We should be angry about the fact that high school students, specifically students of Mexican American and African American descent are dropping out of high school at rates that should alarm even the most callous person. We should be angry that we live in a country where income disparity and class distinctions have become more and more rigid, and more and more difficult to move beyond.  We should be angry about the fact that education has been co-opted by corporate drones who perpetuate the myth that thinking is actually a negative thing, and accountability (in all of its misguided forms) is the answer.  And we must stop making decisions that are driven by hatred.  Our responsibility to our youth has to be borne of love, of trust, and the belief that doing what's right is not always what's easy, and it doesn't always benefit someone's bottom line in the short term (read:  prisons), but the dividends in the future are exponential.

And we take a day out of school to honor the memory of Martin Luther King, Jr.  And I wish, very much, that we would spend the rest of our days in school with a little more focus on his memory, his ideas and ideals.

When did creativity, critical thought, and willingness to engage in civil discourse become scary?  Ahhh...  yeah,  it always has been, at least to the people for whom the status quo is hugely beneficial.

I work with students every day whose families have come to the United States from places that are battle grounds, where potable water is in short supply, where caste systems and racial distinctions have left them without citizenship in any country.  And I work with students who believe that America is a land of opportunity.   And I want so badly for this to be true for them.    I have a dream.

Thursday, January 5, 2012

Wings

Copious reminders have surfaced of late regarding the power of happiness, and the power of sharing our own happiness with others.  I was afforded the opportunity to spend some time with people who love me unconditionally (and who have known me as I lived through more interesting times, and who love me anyway) in the past while.  And in the safety of this space, I realized how much more I have to offer the world when I am exactly me.  And my resolution this year remains to spend time with the friends who I love so dearly my heart aches just thinking of them.
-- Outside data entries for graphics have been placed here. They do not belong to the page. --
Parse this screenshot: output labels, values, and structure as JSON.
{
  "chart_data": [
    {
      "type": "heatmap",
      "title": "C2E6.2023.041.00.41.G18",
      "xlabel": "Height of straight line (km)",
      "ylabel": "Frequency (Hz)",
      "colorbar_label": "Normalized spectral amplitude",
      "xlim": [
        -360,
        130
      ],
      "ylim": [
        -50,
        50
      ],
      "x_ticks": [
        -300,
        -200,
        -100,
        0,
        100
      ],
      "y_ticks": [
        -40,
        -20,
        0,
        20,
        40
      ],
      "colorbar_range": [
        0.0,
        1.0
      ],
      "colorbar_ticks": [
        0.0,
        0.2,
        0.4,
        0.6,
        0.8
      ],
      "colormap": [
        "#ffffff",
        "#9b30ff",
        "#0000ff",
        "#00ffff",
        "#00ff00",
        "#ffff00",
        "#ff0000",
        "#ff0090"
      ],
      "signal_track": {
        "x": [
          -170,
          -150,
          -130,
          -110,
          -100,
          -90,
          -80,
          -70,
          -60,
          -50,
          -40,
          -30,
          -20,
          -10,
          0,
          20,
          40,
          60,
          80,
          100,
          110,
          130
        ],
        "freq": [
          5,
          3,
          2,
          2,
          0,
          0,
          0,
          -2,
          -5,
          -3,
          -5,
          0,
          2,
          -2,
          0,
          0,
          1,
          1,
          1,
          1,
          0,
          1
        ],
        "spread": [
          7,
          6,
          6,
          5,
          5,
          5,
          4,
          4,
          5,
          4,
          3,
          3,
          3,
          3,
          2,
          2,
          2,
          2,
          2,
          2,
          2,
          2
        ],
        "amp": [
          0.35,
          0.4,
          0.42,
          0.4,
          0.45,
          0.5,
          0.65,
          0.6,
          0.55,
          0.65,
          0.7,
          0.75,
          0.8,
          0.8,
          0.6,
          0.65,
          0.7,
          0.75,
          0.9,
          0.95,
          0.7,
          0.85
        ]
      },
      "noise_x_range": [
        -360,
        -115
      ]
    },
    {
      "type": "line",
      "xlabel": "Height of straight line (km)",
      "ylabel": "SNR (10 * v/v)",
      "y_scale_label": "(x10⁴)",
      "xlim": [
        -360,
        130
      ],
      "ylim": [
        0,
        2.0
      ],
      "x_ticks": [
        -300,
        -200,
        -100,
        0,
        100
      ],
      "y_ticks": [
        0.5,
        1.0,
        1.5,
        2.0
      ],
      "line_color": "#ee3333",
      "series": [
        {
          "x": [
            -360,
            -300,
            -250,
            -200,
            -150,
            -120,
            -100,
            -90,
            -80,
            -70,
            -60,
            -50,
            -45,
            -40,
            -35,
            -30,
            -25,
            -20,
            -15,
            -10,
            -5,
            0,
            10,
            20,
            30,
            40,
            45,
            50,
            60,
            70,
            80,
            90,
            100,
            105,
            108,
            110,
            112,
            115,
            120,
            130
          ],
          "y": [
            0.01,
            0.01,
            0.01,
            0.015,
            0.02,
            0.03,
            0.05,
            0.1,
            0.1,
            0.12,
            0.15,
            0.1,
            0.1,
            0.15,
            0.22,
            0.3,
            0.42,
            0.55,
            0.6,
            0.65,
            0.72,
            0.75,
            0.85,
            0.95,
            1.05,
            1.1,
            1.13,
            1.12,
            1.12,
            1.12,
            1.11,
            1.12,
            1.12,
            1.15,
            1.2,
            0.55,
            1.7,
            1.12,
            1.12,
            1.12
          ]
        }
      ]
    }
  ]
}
And on the wings of this experience, I found myself laughing genuinely with my students today as we talked about the power of exploring multiple perspectives, reading and learning, and...I realized that it really is this simple.  Emily Dickinson writes of wings that carry us through "dingy streets" of life and lift us above through the power of imagination.  And I realize that we each carry this within us:  the power to explore the stories of others, the power to learn, to grow, and to believe...and to fly above.

I'm going to fly.  I'm going to leave the confines of my current reality, which is perfectly fine, but perfectly fine doesn't suffice.  I have wrestled and wrestled with practicality versus sanity, and responsibility versus risk.  I'm a very pragmatic person (fortunately or unfortunately). I have come down on the side of responsibility, but finally, finally, it is responsibility for myself and my own happiness.  And nothing ever comes too soon or too late when we're listening carefully.  I couldn't have made this decision a year ago, and I would have berated myself for a whole litany of things if I had.  There comes a point in time when we can, with no apology, move on, move beyond, and do so gracefully.

And this freedom, borne of a decision that's been a long time coming, allows me to share my happiness, genuinely, with others.  And this brings me back to Pema Chodron, whose words have helped me conjure these wings:  "The whole journey of renunciation, or starting to say yes to life, is first of all realizing that you've come up against your edge, that everything in you is saying no, and then at that point, softening.  This is yet another opportunity to develop loving-kindness for yourself, which results in playfulness--learning to play like a raven in the wind."

Time to assemble the wings.  Time to offer myself the space and perspective to envision, revision, and believe.  It is time.